Ciudad De México, 27 de marzo de 2026.- La Cámara de Diputados aprobó una reforma constitucional que limita las pensiones de exfuncionarios públicos a un máximo del 50% de la remuneración que recibe la presidencia de la República. La votación se llevó a cabo el 25 de marzo en el Palacio Legislativo de San Lázaro, durante una sesión marcada por la presencia de manifestantes en el exterior del recinto.
Según los términos de la reforma, el tope aplicará a las pensiones de altos funcionarios de organismos como PEMEX, la Comisión Federal de Electricidad, Banobras y la extinta Luz y Fuerza del Centro. Sin embargo, la normativa establece excepciones para los miembros de las Fuerzas Armadas, los haberes de retiro ya vigentes y las pensiones constituidas a partir de aportaciones voluntarias a sistemas de ahorro para el retiro, así como aportaciones sindicales y las no contributivas.
Existen versiones diferentes sobre el resultado exacto de la votación en el pleno legislativo. Mientras algunas fuentes reportan 458 votos a favor, otras indican 363 votos favorables, 64 en contra y 20 abstenciones. En cualquier caso, la reforma contó con el respaldo necesario para avanzar en el proceso legislativo.
La minuta aprobada será remitida ahora a las legislaturas de los 31 estados y la Ciudad de México para su ratificación, requisito indispensable para que la reforma constitucional entre en vigor. Este proceso de validación local es obligatorio para cualquier modificación a la Carta Magna mexicana.

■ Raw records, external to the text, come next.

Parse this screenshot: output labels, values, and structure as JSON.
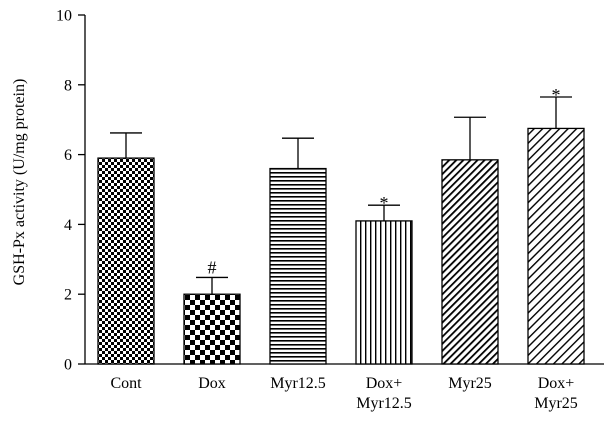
{
  "chart_data": {
    "type": "bar",
    "title": "",
    "ylabel": "GSH-Px activity (U/mg protein)",
    "xlabel": "",
    "ylim": [
      0,
      10
    ],
    "yticks": [
      0,
      2,
      4,
      6,
      8,
      10
    ],
    "categories": [
      [
        "Cont"
      ],
      [
        "Dox"
      ],
      [
        "Myr12.5"
      ],
      [
        "Dox+",
        "Myr12.5"
      ],
      [
        "Myr25"
      ],
      [
        "Dox+",
        "Myr25"
      ]
    ],
    "values": [
      5.9,
      2.0,
      5.6,
      4.1,
      5.85,
      6.75
    ],
    "errors": [
      0.72,
      0.48,
      0.87,
      0.45,
      1.22,
      0.9
    ],
    "annotations": [
      "",
      "#",
      "",
      "*",
      "",
      "*"
    ],
    "patterns": [
      "checker-fine",
      "checker-coarse",
      "horizontal-lines",
      "vertical-lines",
      "diagonal-dense",
      "diagonal-sparse"
    ],
    "legend": "none",
    "grid": false,
    "colors": {
      "ink": "#000000",
      "background": "#ffffff"
    }
  }
}
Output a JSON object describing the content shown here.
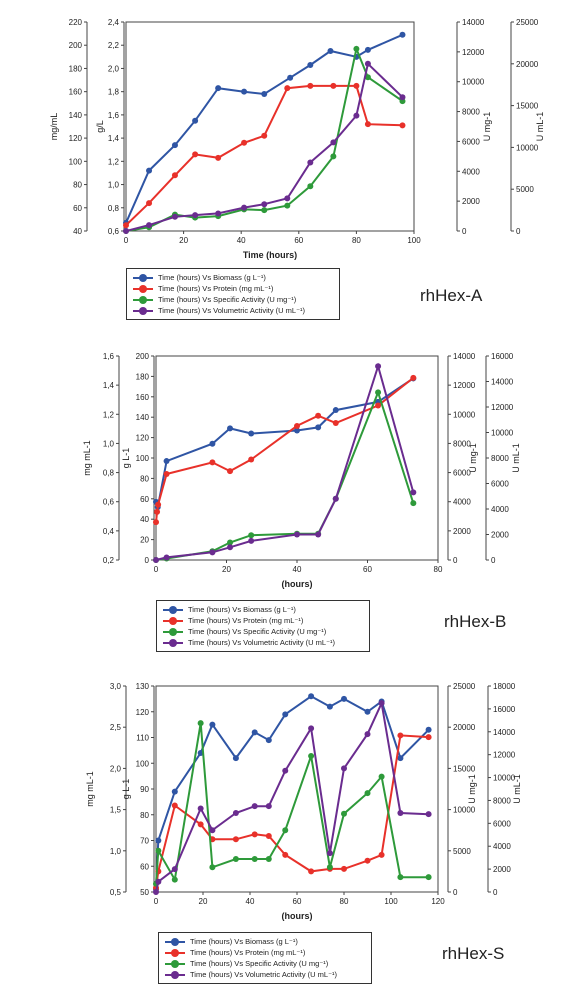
{
  "chart_data": [
    {
      "type": "line",
      "title": "",
      "panel_label": "rhHex-A",
      "xlabel": "Time (hours)",
      "xlim": [
        0,
        100
      ],
      "xticks": [
        "0",
        "20",
        "40",
        "60",
        "80",
        "100"
      ],
      "axes": [
        {
          "label": "mg/mL",
          "ticks": [
            "0,6",
            "0,8",
            "1,0",
            "1,2",
            "1,4",
            "1,6",
            "1,8",
            "2,0",
            "2,2",
            "2,4"
          ]
        },
        {
          "label": "g/L",
          "ticks": [
            "40",
            "60",
            "80",
            "100",
            "120",
            "140",
            "160",
            "180",
            "200",
            "220"
          ]
        },
        {
          "label": "U mg-1",
          "ticks": [
            "0",
            "2000",
            "4000",
            "6000",
            "8000",
            "10000",
            "12000",
            "14000"
          ]
        },
        {
          "label": "U mL-1",
          "ticks": [
            "0",
            "5000",
            "10000",
            "15000",
            "20000",
            "25000"
          ]
        }
      ],
      "series": [
        {
          "name": "Time (hours) Vs Biomass (g L⁻¹)",
          "color": "#2f55a4",
          "axis": 1,
          "x": [
            0,
            8,
            17,
            24,
            32,
            41,
            48,
            57,
            64,
            71,
            80,
            84,
            96
          ],
          "y": [
            47,
            92,
            114,
            135,
            163,
            160,
            158,
            172,
            183,
            195,
            190,
            196,
            209
          ]
        },
        {
          "name": "Time (hours) Vs Protein (mg mL⁻¹)",
          "color": "#e8312a",
          "axis": 0,
          "x": [
            0,
            8,
            17,
            24,
            32,
            41,
            48,
            56,
            64,
            72,
            80,
            84,
            96
          ],
          "y": [
            0.65,
            0.84,
            1.08,
            1.26,
            1.23,
            1.36,
            1.42,
            1.83,
            1.85,
            1.85,
            1.85,
            1.52,
            1.51
          ]
        },
        {
          "name": "Time (hours) Vs Specific Activity (U mg⁻¹)",
          "color": "#2e9a3a",
          "axis": 2,
          "x": [
            0,
            8,
            17,
            24,
            32,
            41,
            48,
            56,
            64,
            72,
            80,
            84,
            96
          ],
          "y": [
            0,
            250,
            1100,
            900,
            1000,
            1450,
            1400,
            1700,
            3000,
            5000,
            12200,
            10300,
            8700
          ]
        },
        {
          "name": "Time (hours) Vs Volumetric Activity  (U mL⁻¹)",
          "color": "#6a2c8f",
          "axis": 3,
          "x": [
            0,
            8,
            17,
            24,
            32,
            41,
            48,
            56,
            64,
            72,
            80,
            84,
            96
          ],
          "y": [
            0,
            700,
            1700,
            1900,
            2100,
            2800,
            3200,
            3900,
            8200,
            10600,
            13800,
            20000,
            16000
          ]
        }
      ],
      "legend": "below"
    },
    {
      "type": "line",
      "title": "",
      "panel_label": "rhHex-B",
      "xlabel": "(hours)",
      "xlim": [
        0,
        80
      ],
      "xticks": [
        "0",
        "20",
        "40",
        "60",
        "80"
      ],
      "axes": [
        {
          "label": "mg mL-1",
          "ticks": [
            "0,2",
            "0,4",
            "0,6",
            "0,8",
            "1,0",
            "1,2",
            "1,4",
            "1,6"
          ]
        },
        {
          "label": "g L-1",
          "ticks": [
            "0",
            "20",
            "40",
            "60",
            "80",
            "100",
            "120",
            "140",
            "160",
            "180",
            "200"
          ]
        },
        {
          "label": "U mg-1",
          "ticks": [
            "0",
            "2000",
            "4000",
            "6000",
            "8000",
            "10000",
            "12000",
            "14000"
          ]
        },
        {
          "label": "U mL-1",
          "ticks": [
            "0",
            "2000",
            "4000",
            "6000",
            "8000",
            "10000",
            "12000",
            "14000",
            "16000"
          ]
        }
      ],
      "series": [
        {
          "name": "Time (hours) Vs Biomass (g L⁻¹)",
          "color": "#2f55a4",
          "axis": 1,
          "x": [
            0,
            0.5,
            3,
            16,
            21,
            27,
            40,
            46,
            51,
            63,
            73
          ],
          "y": [
            57,
            52,
            97,
            114,
            129,
            124,
            127,
            130,
            147,
            155,
            178
          ]
        },
        {
          "name": "Time (hours) Vs Protein (mg mL⁻¹)",
          "color": "#e8312a",
          "axis": 0,
          "x": [
            0,
            0.3,
            0.6,
            3,
            16,
            21,
            27,
            40,
            46,
            51,
            63,
            73
          ],
          "y": [
            0.46,
            0.53,
            0.58,
            0.79,
            0.87,
            0.81,
            0.89,
            1.12,
            1.19,
            1.14,
            1.26,
            1.45
          ]
        },
        {
          "name": "Time (hours) Vs Specific Activity (U mg⁻¹)",
          "color": "#2e9a3a",
          "axis": 2,
          "x": [
            0,
            3,
            16,
            21,
            27,
            40,
            46,
            51,
            63,
            73
          ],
          "y": [
            0,
            100,
            600,
            1200,
            1700,
            1800,
            1800,
            4200,
            11500,
            3900
          ]
        },
        {
          "name": "Time (hours) Vs Volumetric Activity  (U mL⁻¹)",
          "color": "#6a2c8f",
          "axis": 3,
          "x": [
            0,
            3,
            16,
            21,
            27,
            40,
            46,
            51,
            63,
            73
          ],
          "y": [
            0,
            200,
            600,
            1000,
            1500,
            2000,
            2000,
            4800,
            15200,
            5300
          ]
        }
      ],
      "legend": "below"
    },
    {
      "type": "line",
      "title": "",
      "panel_label": "rhHex-S",
      "xlabel": "(hours)",
      "xlim": [
        0,
        120
      ],
      "xticks": [
        "0",
        "20",
        "40",
        "60",
        "80",
        "100",
        "120"
      ],
      "axes": [
        {
          "label": "mg mL-1",
          "ticks": [
            "0,5",
            "1,0",
            "1,5",
            "2,0",
            "2,5",
            "3,0"
          ]
        },
        {
          "label": "g L-1",
          "ticks": [
            "50",
            "60",
            "70",
            "80",
            "90",
            "100",
            "110",
            "120",
            "130"
          ]
        },
        {
          "label": "U mg-1",
          "ticks": [
            "0",
            "5000",
            "10000",
            "15000",
            "20000",
            "25000"
          ]
        },
        {
          "label": "U mL-1",
          "ticks": [
            "0",
            "2000",
            "4000",
            "6000",
            "8000",
            "10000",
            "12000",
            "14000",
            "16000",
            "18000"
          ]
        }
      ],
      "series": [
        {
          "name": "Time (hours) Vs Biomass (g L⁻¹)",
          "color": "#2f55a4",
          "axis": 1,
          "x": [
            0,
            1,
            8,
            19,
            24,
            34,
            42,
            48,
            55,
            66,
            74,
            80,
            90,
            96,
            104,
            116
          ],
          "y": [
            51,
            70,
            89,
            104,
            115,
            102,
            112,
            109,
            119,
            126,
            122,
            125,
            120,
            124,
            102,
            113
          ]
        },
        {
          "name": "Time (hours) Vs Protein (mg mL⁻¹)",
          "color": "#e8312a",
          "axis": 0,
          "x": [
            0,
            1,
            8,
            19,
            24,
            34,
            42,
            48,
            55,
            66,
            74,
            80,
            90,
            96,
            104,
            116
          ],
          "y": [
            0.55,
            0.75,
            1.55,
            1.32,
            1.14,
            1.14,
            1.2,
            1.18,
            0.95,
            0.75,
            0.78,
            0.78,
            0.88,
            0.95,
            2.4,
            2.38
          ]
        },
        {
          "name": "Time (hours) Vs Specific Activity (U mg⁻¹)",
          "color": "#2e9a3a",
          "axis": 2,
          "x": [
            0,
            1,
            8,
            19,
            24,
            34,
            42,
            48,
            55,
            66,
            74,
            80,
            90,
            96,
            104,
            116
          ],
          "y": [
            1000,
            5000,
            1500,
            20500,
            3000,
            4000,
            4000,
            4000,
            7500,
            16500,
            3000,
            9500,
            12000,
            14000,
            1800,
            1800
          ]
        },
        {
          "name": "Time (hours) Vs Volumetric Activity  (U mL⁻¹)",
          "color": "#6a2c8f",
          "axis": 3,
          "x": [
            0,
            1,
            8,
            19,
            24,
            34,
            42,
            48,
            55,
            66,
            74,
            80,
            90,
            96,
            104,
            116
          ],
          "y": [
            0,
            900,
            2000,
            7300,
            5400,
            6900,
            7500,
            7500,
            10600,
            14300,
            3400,
            10800,
            13800,
            16500,
            6900,
            6800
          ]
        }
      ],
      "legend": "below"
    }
  ]
}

Durante la discusión en la Cámara, participaron diputados de diversos grupos parlamentarios, incluyendo representantes del Partido Acción Nacional. La diputada Margarita Zavala intervino en el debate, aunque las posiciones de la oposición quedaron registradas en las actas de la sesión mientras la mayoría oficialista impulsaba la iniciativa.
En el exterior del Palacio Legislativo, grupos de jubilados de las empresas públicas afectadas se concentraron para protestar contra la reforma. Los manifestantes expresaron su rechazo a la medida, que consideran vulnera derechos adquiridos durante sus años de servicio en el sector público.
La reforma también incluye modificaciones en el lenguaje utilizado en el texto constitucional para adoptar un formato inclusivo. La iniciativa forma parte de la agenda legislativa impulsada por el gobierno federal encabezado por la presidenta Claudia Sheinbaum Pardo, quien ha priorizado medidas de austeridad y reducción del gasto público en pensiones privilegiadas.